Car après son début de saison tonitruant, Hamilton et son football offensif intriguent par delà les rives de la Tweed. Norwich City a le nez creux et les yeux doux. Alex Neil n'y résiste pas. Lors du mercato hivernal, l'Écossais franchit le mur d'Hadrien et débarque dans le Norfolk avec son milieu de terrain et meilleur buteur, Tony Andreu, dans les valises. Si pour ce dernier, la marche est trop haute – souvent remplaçant, Andreu est finalement prêté cet été à Rotherham United en D2 anglaise – Neil, lui, s'adapte à merveille. « La première fois que je l'ai rencontré, il m'a pris dans son bureau et m'a dit : "Je ne sais pas ce qu'il s'est passé avant et je ne veux pas le savoir. J'ai besoin de mon meilleur joueur, alors si tu es d'accord, on va travailler ensemble", raconte Bassong au Guardian. Je lui ai serré la main et voilà. » Et voilà, l'international camerounais, pourtant triquard au club, devient un homme de base du système Neil, et Norwich réalise une seconde partie de saison de folie. Les Canaries remportent 17 victoires sur les 25 rencontres disputées et décrochent leur ticket pour la Premier League à Wembley, en finale de play-offs face à Middlesbrough. Non seulement, les Canaries gagnent, mais ils le font en beauté. Chiffres à l'appui : 56% de possession, 77% de passes réussies et un duo d'attaque irrésistible (20 buts pour Cameron Jerome, 13 assists pour Nathan Redmond). Pendant ce temps à Hamilton, les Accies, orphelins de leur coach, mettent 14 matchs avant de retrouver le goût de la victoire et dégringolent au classement.
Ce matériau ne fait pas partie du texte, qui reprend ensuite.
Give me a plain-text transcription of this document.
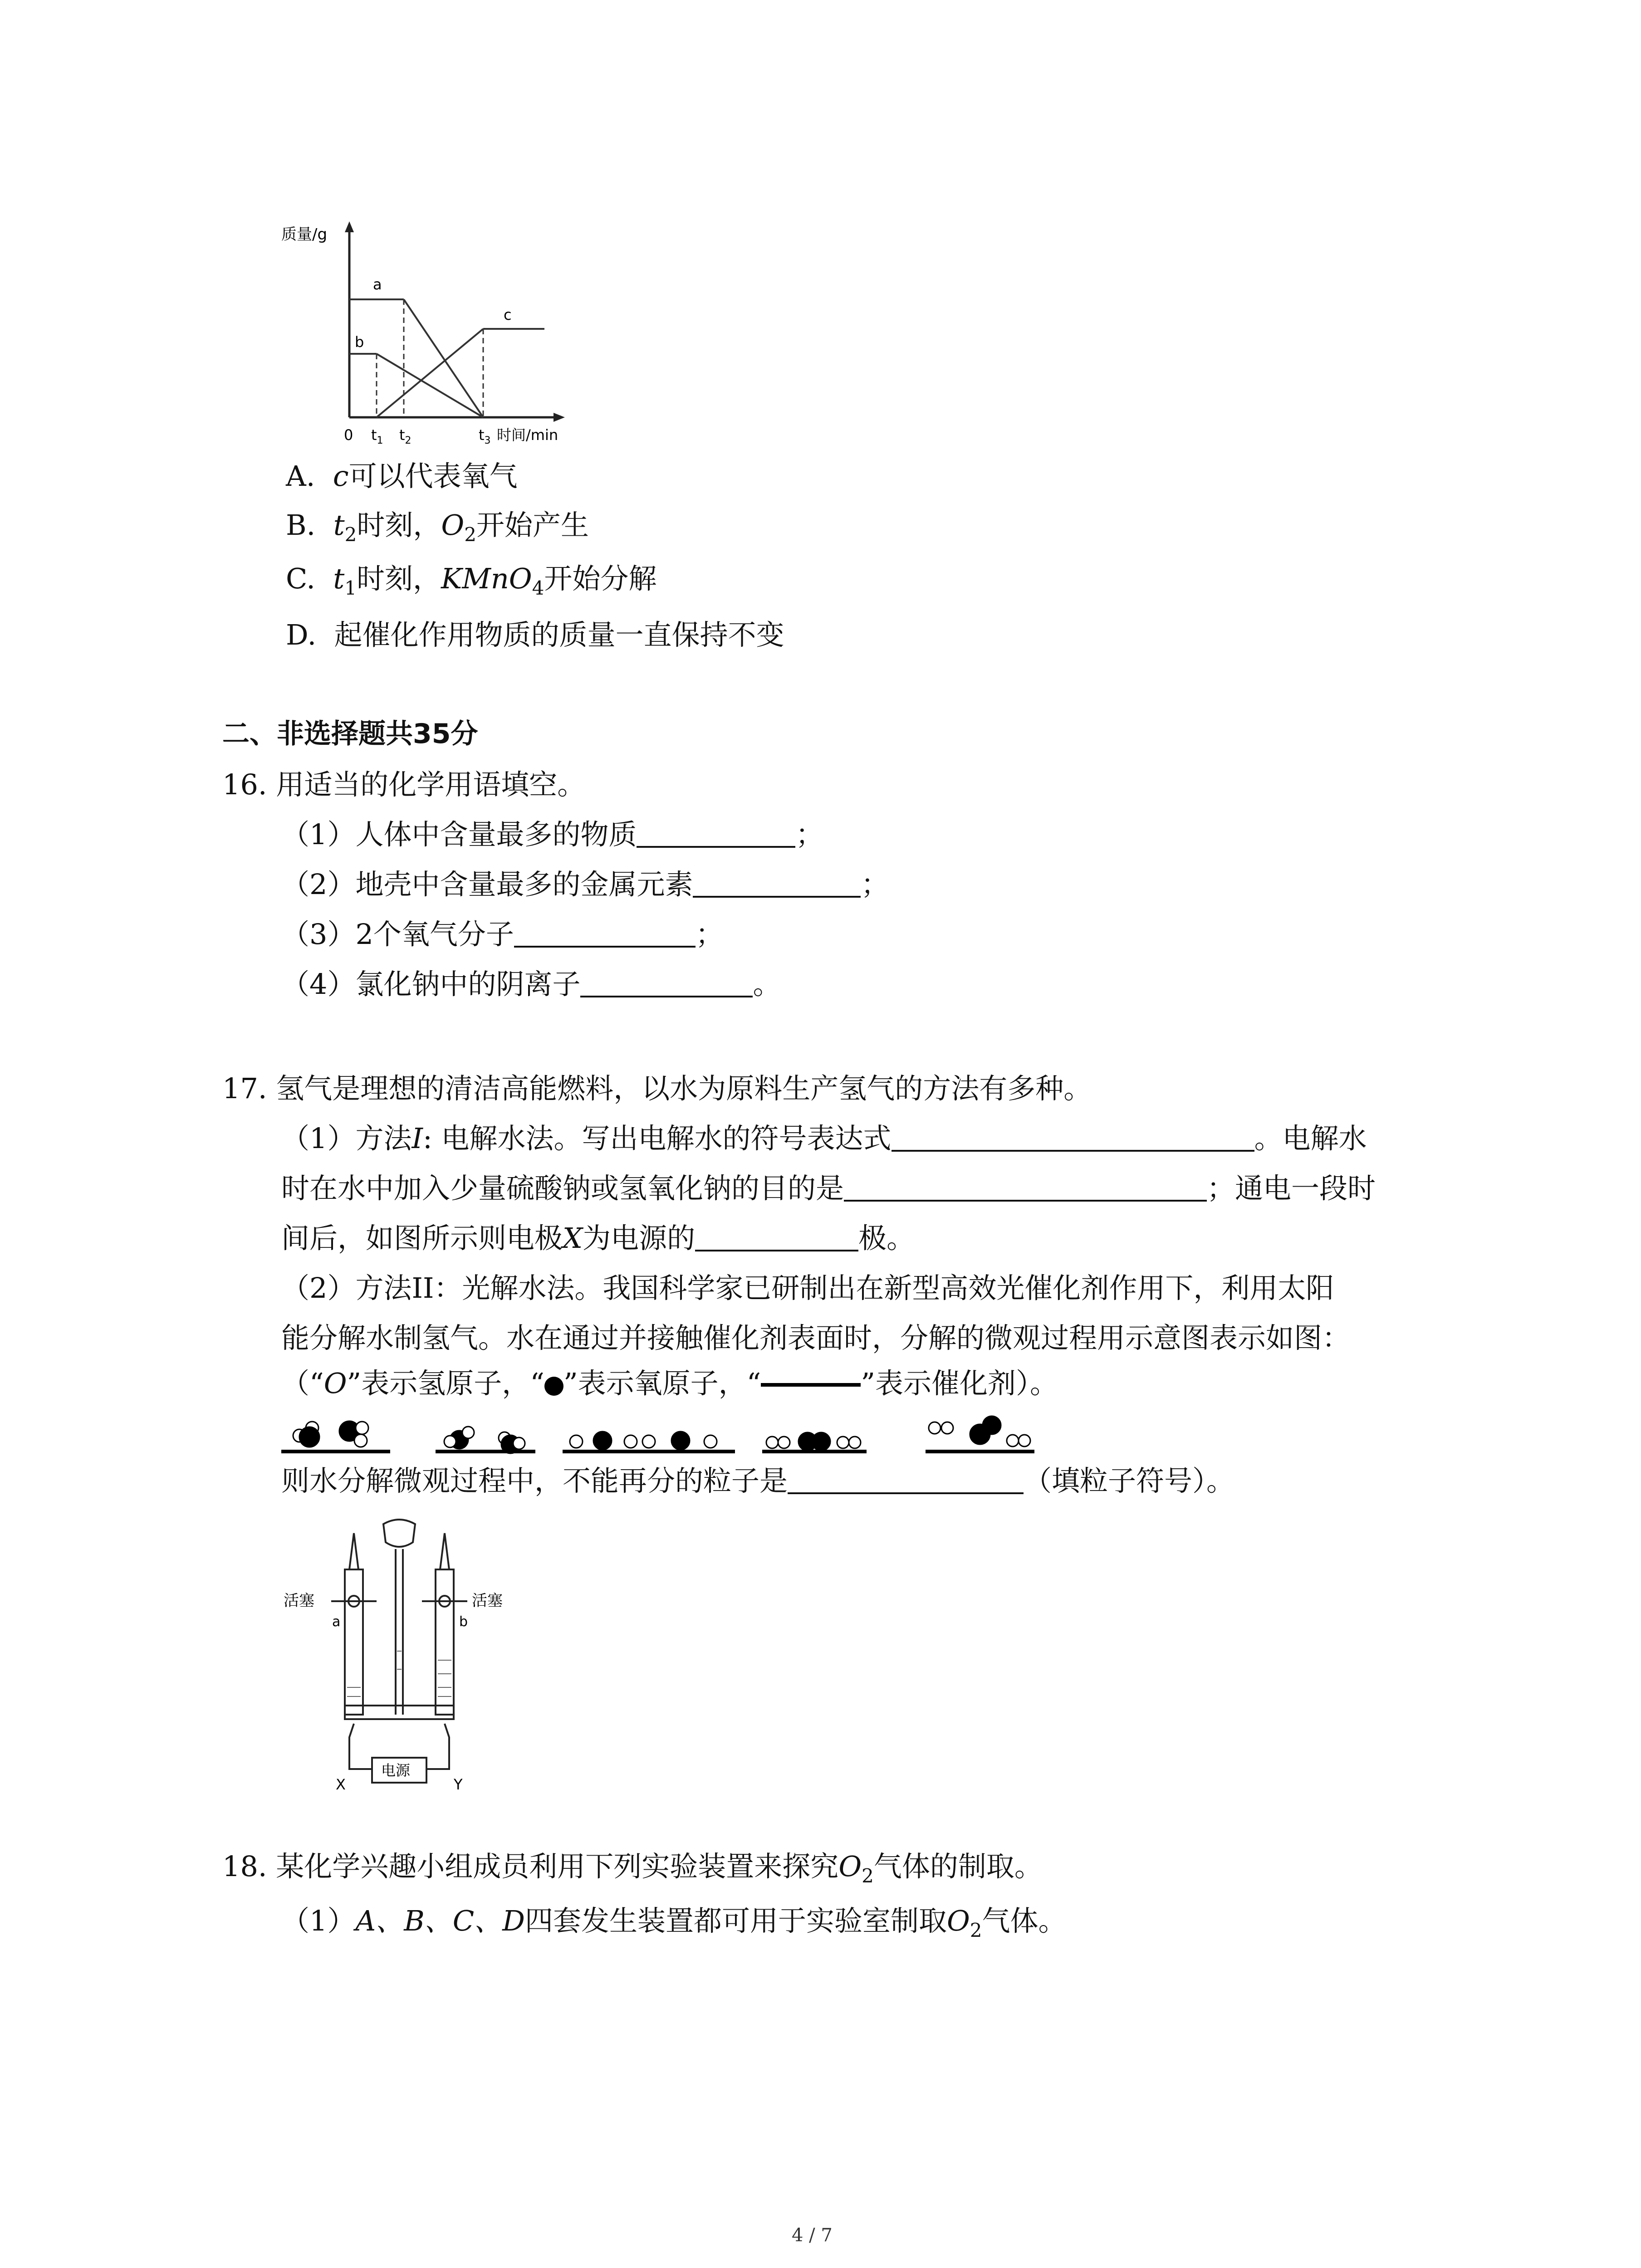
质量/g
a
b
c
0 $t_1$ $t_2$	$t_3$ 时间/min
A. c可以代表氧气
B. $t_2$时刻，$O_2$开始产生
C. $t_1$时刻，KMnO$_4$开始分解
D. 起催化作用物质的质量一直保持不变
二、非选择题共35分
16. 用适当的化学用语填空。
（1）人体中含量最多的物质	；
（2）地壳中含量最多的金属元素	；
（3）2个氧气分子	；
（4）氯化钠中的阴离子	。
17. 氢气是理想的清洁高能燃料，以水为原料生产氢气的方法有多种。
（1）方法I: 电解水法。写出电解水的符号表达式	。电解水
时在水中加入少量硫酸钠或氢氧化钠的目的是	；通电一段时
间后，如图所示则电极X为电源的	极。
（2）方法II：光解水法。我国科学家已研制出在新型高效光催化剂作用下，利用太阳
能分解水制氢气。水在通过并接触催化剂表面时，分解的微观过程用示意图表示如图：
（“O”表示氢原子，“ ”表示氧原子，“	”表示催化剂）。
则水分解微观过程中，不能再分的粒子是	（填粒子符号）。
活塞	活塞
a	b
X	Y
电源
18. 某化学兴趣小组成员利用下列实验装置来探究$O_2$气体的制取。
（1）A、B、C、D四套发生装置都可用于实验室制取$O_2$气体。
4 / 7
Premier League ou pas, Alex Neil ne déroge jamais à sa philosophie de jeu. L'attaque, l'attaque et encore l'attaque. Après tout, le but du football, c'est de marquer plus que son adversaire, non ? Justement, avec huit pions, Norwich est l'une des équipes les plus prolifiques de ce début de championnat. Les Canaries ont tiré 56 fois au but (une moyenne de 11 frappes par match) et centré à 76 reprises. C'est mieux que Leicester et Manchester United, respectivement deuxième et troisième. Cet été, l'entraîneur le plus jeune du championnat a conservé son noyau dur de la saison passée et recruté habilement sans se ruiner : Youssouf Mulumbu, Dieumerci Mbokani, Matt Jarvis et Andre Wisdom sont arrivés gratuitement. Robbie Brady lui a coûté 7 millions de livres. Seul hic, si les Canaries marquent des buts, ils en concèdent aussi pas mal (neuf en cinq journées, 17e défense de Premier League). Au moins, les fans de Carrow Road sont certains de voir des buts cette saison.